What should happen following the Raza Rumi attack

Pakistani Prime Minister Nawaz Sharif pledged to form a commission on journalist safety. But there are steps that could be taken more quickly. (Reuters/Dinuka Liyanawatte)

Pakistani Prime Minister Nawaz Sharif pledged to form a commission on journalist safety. But there are steps that could be taken more quickly. (Reuters/Dinuka Liyanawatte)
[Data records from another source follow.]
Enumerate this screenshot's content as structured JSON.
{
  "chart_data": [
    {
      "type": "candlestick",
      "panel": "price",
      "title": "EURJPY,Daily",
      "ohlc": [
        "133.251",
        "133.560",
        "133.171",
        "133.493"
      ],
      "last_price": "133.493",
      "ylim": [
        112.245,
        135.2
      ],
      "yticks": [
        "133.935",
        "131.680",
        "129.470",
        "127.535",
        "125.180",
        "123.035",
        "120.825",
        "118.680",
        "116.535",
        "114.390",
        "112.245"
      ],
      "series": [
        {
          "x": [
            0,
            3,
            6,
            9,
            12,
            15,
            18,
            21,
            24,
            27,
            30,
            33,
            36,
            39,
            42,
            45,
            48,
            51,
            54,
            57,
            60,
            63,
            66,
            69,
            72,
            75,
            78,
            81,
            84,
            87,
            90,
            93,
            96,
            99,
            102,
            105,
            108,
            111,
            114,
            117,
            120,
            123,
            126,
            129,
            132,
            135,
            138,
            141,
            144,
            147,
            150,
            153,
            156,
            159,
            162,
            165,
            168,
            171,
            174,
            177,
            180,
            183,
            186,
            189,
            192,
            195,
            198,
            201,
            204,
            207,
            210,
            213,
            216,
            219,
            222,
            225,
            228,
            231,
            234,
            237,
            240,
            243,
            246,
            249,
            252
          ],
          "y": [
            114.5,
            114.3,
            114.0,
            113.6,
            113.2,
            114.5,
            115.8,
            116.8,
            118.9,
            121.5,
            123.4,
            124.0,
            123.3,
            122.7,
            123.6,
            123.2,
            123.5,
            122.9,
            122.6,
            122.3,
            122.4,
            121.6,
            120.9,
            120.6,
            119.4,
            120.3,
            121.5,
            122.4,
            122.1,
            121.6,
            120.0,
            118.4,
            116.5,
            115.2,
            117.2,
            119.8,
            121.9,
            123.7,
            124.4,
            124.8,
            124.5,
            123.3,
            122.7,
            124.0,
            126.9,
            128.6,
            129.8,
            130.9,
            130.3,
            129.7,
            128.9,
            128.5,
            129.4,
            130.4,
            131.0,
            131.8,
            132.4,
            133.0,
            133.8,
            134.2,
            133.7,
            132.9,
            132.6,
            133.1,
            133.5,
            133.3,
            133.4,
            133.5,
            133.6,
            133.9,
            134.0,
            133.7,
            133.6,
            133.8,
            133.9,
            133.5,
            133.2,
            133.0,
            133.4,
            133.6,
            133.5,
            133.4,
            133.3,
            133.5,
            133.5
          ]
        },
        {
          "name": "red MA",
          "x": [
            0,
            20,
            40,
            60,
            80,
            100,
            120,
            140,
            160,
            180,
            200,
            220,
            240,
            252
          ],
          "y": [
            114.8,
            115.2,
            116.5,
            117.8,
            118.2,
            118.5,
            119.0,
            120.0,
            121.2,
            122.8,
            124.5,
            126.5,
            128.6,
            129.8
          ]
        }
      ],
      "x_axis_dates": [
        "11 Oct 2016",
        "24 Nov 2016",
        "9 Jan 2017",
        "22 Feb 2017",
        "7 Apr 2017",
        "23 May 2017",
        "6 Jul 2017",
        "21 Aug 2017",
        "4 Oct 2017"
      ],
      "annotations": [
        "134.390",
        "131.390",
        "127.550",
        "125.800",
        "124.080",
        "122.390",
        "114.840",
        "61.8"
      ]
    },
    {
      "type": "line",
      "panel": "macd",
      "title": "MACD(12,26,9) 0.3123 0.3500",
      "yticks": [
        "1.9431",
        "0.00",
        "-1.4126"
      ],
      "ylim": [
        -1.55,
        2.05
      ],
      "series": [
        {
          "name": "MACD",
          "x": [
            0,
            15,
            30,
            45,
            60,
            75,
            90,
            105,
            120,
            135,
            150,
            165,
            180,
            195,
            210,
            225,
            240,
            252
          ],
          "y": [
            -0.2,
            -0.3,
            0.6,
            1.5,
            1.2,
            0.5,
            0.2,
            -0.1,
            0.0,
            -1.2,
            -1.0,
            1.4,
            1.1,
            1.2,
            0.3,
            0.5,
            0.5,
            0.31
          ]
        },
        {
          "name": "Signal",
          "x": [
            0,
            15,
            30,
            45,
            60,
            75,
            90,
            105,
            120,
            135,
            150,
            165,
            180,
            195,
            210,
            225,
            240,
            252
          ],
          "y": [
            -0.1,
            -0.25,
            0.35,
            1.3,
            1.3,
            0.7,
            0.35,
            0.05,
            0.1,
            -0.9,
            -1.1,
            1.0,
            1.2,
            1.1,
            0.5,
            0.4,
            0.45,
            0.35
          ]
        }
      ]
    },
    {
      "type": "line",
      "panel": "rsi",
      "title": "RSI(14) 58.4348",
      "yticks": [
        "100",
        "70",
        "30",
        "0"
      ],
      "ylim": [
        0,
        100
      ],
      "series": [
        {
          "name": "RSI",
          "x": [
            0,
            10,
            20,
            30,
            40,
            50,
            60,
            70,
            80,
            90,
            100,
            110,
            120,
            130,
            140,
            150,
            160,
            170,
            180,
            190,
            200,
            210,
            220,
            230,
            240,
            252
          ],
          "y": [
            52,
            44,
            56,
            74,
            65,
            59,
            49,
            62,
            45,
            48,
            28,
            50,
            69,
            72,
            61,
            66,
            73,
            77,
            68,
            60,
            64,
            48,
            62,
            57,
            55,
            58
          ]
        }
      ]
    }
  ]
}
On March 28, gunmen sprayed the car of TV anchor and widely-respected analyst Raza Rumi, a member of the Express Group of media organizations. He escaped serious injury, but his driver, Mustafa, died. It was the fourth attack on the Express Group in eight months, with four people dead. There has been no serious police investigation into the events which took place in Karachi, Peshawar, and now Lahore, where Rumi’s car was “bathed in bullets on one of city’s main arteries,” as The Express Tribune put it in an editorial on Sunday. 
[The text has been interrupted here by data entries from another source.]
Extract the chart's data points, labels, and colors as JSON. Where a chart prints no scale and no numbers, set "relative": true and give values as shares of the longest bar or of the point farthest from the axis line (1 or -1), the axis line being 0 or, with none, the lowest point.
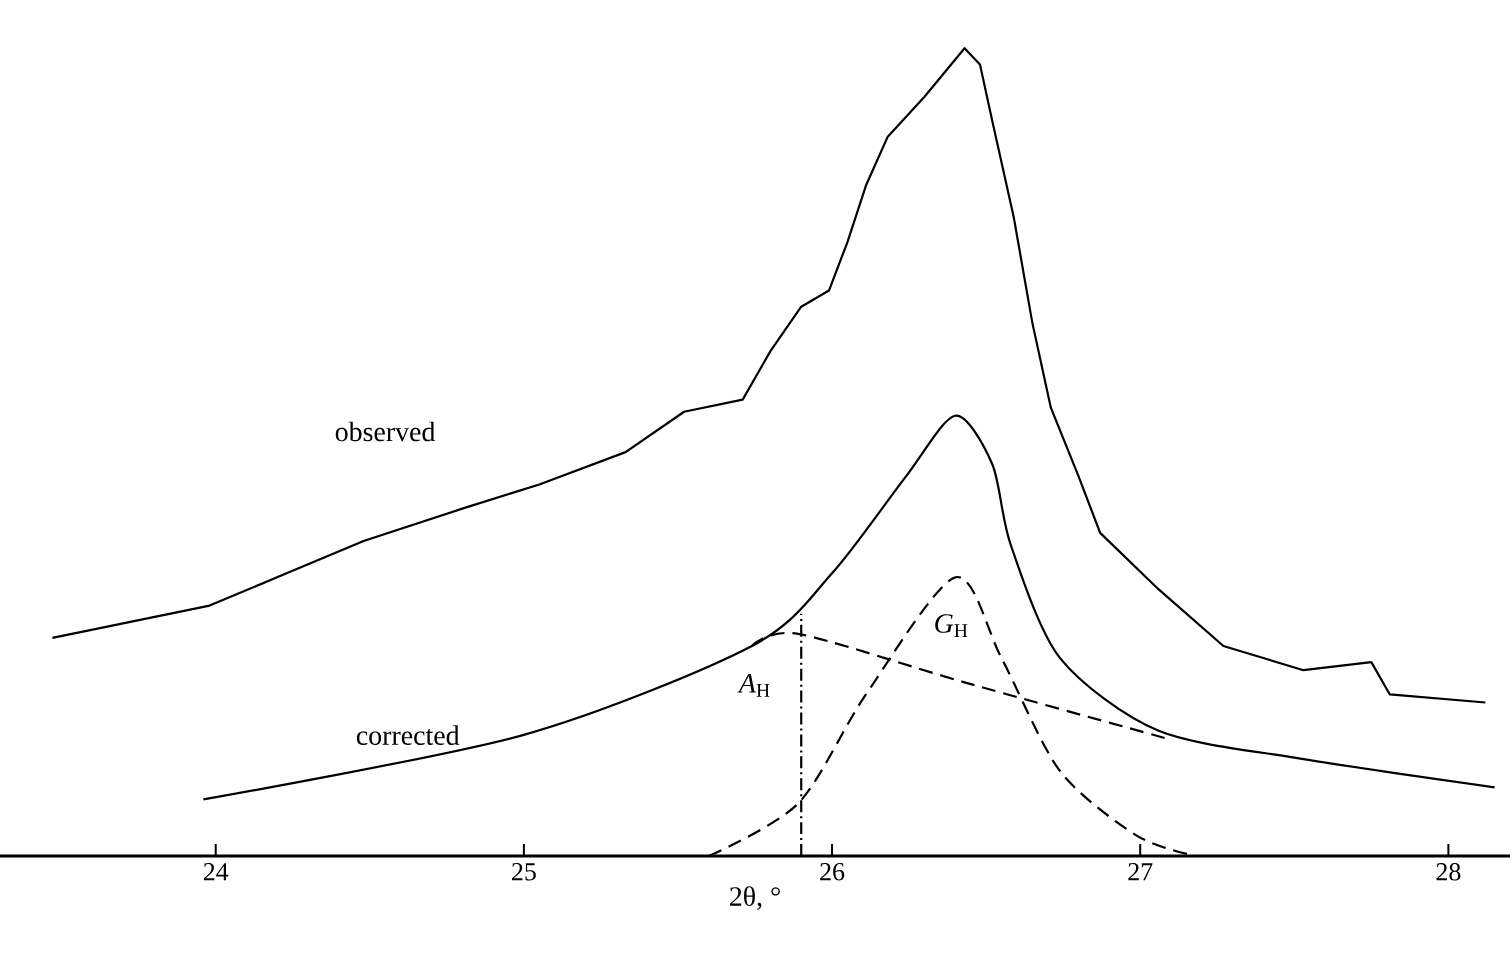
{
  "chart_data": {
    "type": "line",
    "relative": true,
    "xlabel": "2θ, °",
    "xlim": [
      23.3,
      28.2
    ],
    "xticks": [
      24,
      25,
      26,
      27,
      28
    ],
    "series": [
      {
        "name": "observed",
        "color": "#000000",
        "line_style": "solid",
        "x": [
          23.47,
          23.98,
          24.23,
          24.48,
          24.8,
          25.05,
          25.33,
          25.52,
          25.71,
          25.8,
          25.9,
          25.99,
          26.05,
          26.11,
          26.18,
          26.3,
          26.43,
          26.48,
          26.52,
          26.59,
          26.65,
          26.71,
          26.8,
          26.87,
          27.06,
          27.27,
          27.53,
          27.75,
          27.81,
          28.12
        ],
        "values": [
          0.27,
          0.31,
          0.35,
          0.39,
          0.43,
          0.46,
          0.5,
          0.55,
          0.565,
          0.625,
          0.68,
          0.7,
          0.76,
          0.83,
          0.89,
          0.94,
          1,
          0.98,
          0.91,
          0.79,
          0.66,
          0.555,
          0.47,
          0.4,
          0.33,
          0.26,
          0.23,
          0.24,
          0.2,
          0.19
        ]
      },
      {
        "name": "corrected",
        "color": "#000000",
        "line_style": "solid",
        "x": [
          23.96,
          25.0,
          25.74,
          26.0,
          26.24,
          26.4,
          26.52,
          26.58,
          26.74,
          27.06,
          27.53,
          28.15
        ],
        "values": [
          0.07,
          0.15,
          0.26,
          0.35,
          0.47,
          0.545,
          0.485,
          0.385,
          0.245,
          0.155,
          0.12,
          0.085
        ]
      },
      {
        "name": "*A*$_{H}$",
        "color": "#000000",
        "line_style": "dashed",
        "x": [
          25.74,
          25.89,
          26.43,
          27.09
        ],
        "values": [
          0.26,
          0.275,
          0.215,
          0.145
        ]
      },
      {
        "name": "*G*$_{H}$",
        "color": "#000000",
        "line_style": "dashed",
        "x": [
          25.6,
          25.89,
          26.11,
          26.4,
          26.55,
          26.74,
          26.99,
          27.18
        ],
        "values": [
          0,
          0.065,
          0.2,
          0.345,
          0.245,
          0.105,
          0.025,
          0
        ]
      },
      {
        "color": "#000000",
        "line_style": "dashdot",
        "x": [
          25.9,
          25.9
        ],
        "values": [
          0,
          0.3
        ]
      }
    ]
  }
}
When our four-person CPJ delegation met with Prime Minister Nawaz Sharif and Minister Pervaiz Rasheed, who holds both the information and law portfolios, we came away impressed with their intent to come to grips with attacks on journalists in Pakistan. As we worked our way down our list of recommendations we found the government was already on the way to addressing many of them, and often planning solutions similar to those we were recommending. It’s our duty to remain skeptical, but we left with an entirely different feeling from the Sharif meeting than when we had met with President Asif Zardari in May 2011 or with Interior Minister Aftab Sherpao in July 2006 during the Musharraf government. In those meetings we were met with evasion, denial, and false promises. The current government knows it has a problem and wants to deal with it. At our meeting, Sharif suggested establishing a special commission which would propose measures to be adopted by the government to protect journalists in the field and ensure their well-being. A good idea, but one that will be a long time aborning.

But there are things that can be done immediately.
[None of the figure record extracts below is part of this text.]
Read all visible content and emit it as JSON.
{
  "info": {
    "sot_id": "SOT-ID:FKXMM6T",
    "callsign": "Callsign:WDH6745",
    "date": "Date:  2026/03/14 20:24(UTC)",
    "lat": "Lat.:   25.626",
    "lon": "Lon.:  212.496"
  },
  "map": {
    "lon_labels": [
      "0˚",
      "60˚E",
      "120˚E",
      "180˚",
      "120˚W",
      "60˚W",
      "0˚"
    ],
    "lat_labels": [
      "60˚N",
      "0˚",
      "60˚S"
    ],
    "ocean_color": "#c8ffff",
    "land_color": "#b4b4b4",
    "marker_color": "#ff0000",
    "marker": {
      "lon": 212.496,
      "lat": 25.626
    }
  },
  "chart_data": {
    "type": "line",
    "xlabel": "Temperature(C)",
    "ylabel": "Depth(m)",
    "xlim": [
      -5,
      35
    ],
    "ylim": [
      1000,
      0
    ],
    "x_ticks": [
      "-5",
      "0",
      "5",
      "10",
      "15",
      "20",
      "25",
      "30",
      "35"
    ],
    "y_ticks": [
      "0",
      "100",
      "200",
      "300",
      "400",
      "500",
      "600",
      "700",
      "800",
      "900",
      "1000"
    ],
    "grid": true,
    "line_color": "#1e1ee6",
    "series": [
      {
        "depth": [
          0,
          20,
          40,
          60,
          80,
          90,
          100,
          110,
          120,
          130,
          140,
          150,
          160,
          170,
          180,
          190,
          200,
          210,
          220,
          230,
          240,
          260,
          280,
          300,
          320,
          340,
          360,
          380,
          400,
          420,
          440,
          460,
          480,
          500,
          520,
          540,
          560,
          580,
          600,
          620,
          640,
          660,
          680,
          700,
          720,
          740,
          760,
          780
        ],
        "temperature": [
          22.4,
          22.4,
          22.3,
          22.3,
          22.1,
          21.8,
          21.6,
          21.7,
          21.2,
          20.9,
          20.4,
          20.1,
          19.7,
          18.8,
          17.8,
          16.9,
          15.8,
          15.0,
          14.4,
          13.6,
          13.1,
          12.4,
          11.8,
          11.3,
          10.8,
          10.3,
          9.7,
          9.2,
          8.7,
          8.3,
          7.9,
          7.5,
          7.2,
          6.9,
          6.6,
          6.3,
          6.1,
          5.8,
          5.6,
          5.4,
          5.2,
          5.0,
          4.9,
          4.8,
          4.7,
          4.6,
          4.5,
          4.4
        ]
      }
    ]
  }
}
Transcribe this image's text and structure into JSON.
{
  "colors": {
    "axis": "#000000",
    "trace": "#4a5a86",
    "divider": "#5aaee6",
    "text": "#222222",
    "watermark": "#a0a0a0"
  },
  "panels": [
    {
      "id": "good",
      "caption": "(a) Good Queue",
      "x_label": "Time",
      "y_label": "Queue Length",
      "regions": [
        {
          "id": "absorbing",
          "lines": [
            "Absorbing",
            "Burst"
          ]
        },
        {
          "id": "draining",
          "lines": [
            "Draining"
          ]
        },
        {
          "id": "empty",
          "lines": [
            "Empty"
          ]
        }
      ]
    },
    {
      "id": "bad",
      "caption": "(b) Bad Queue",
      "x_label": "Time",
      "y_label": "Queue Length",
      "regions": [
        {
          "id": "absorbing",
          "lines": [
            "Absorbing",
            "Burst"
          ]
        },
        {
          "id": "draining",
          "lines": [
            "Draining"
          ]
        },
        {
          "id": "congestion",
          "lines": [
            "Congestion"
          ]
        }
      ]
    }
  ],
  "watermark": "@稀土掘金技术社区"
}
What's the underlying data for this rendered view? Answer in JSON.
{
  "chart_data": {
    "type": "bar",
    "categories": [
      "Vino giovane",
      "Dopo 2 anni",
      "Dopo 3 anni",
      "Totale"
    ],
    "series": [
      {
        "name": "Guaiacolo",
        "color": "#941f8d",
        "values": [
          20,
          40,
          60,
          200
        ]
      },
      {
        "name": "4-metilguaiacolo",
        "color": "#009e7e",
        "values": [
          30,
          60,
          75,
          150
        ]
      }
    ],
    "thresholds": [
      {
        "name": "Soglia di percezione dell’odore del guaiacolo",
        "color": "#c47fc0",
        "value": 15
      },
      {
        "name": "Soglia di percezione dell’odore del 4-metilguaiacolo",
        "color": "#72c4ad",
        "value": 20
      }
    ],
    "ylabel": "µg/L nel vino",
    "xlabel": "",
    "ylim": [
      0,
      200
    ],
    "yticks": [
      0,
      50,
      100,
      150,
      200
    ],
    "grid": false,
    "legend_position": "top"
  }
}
First and foremost, Friday’s attack on Rumi and his driver were crimes: murder and attempted murder. They must be investigated as such. It does not require a special commission, as came after the killing of Saleem Shazhad in 2011, or Hayatullah Khan in 2006, or after the sadistic attack on Umar Cheema in 2010. Practice has shown that those commissions achieve little or nothing, and the perpetrators go unprosecuted.

If local police cannot find it in their power to conduct an appropriate investigation and bring suspects to trial, then the federal government should step in and conduct its own investigation. And the federal government should do so quickly. Plans for “special prosecutors” abound in Pakistan, and many already exist at the federal and provincial level. The somewhat successful prosecution of killers in the Wali Khan Babar case set the pattern for pursuing difficult cases in which the perpetrators could be linked to powerful political, religious, or government agency-backed groups. All the tools used in the Babar case–special prosecutors, changes of court venue, the use of Anti-Terrorism Courts–should be brought to bear here too.

In 2012 CPJ published a blog post headed, “‘Where is the state?’ asks Pakistani journalist under threat.” The question, more of a plea, really, came from a TV producer in Karachi, and still rings true. Even as the Sharif government makes it plans to confront the impunity with which journalists and media houses are assaulted, it should act now to use the tools it already has at hand to address the steady stream of crimes against journalists that are continuing under its watch.

One other thing. “Should we stop telling the truth?,” The Express headlined its Sunday editorial. The answer is, “Of course not.” In fact, this and all other media houses in Pakistan–there are well over 500 news outlets–should use its reporters to investigate the attacks on the Express Group, as well as the other murders and apparent murders of journalists, the shooting, the bombings, the beatings, and the constant flow of threats, fatwas, and public denunciations under which Pakistani journalists work.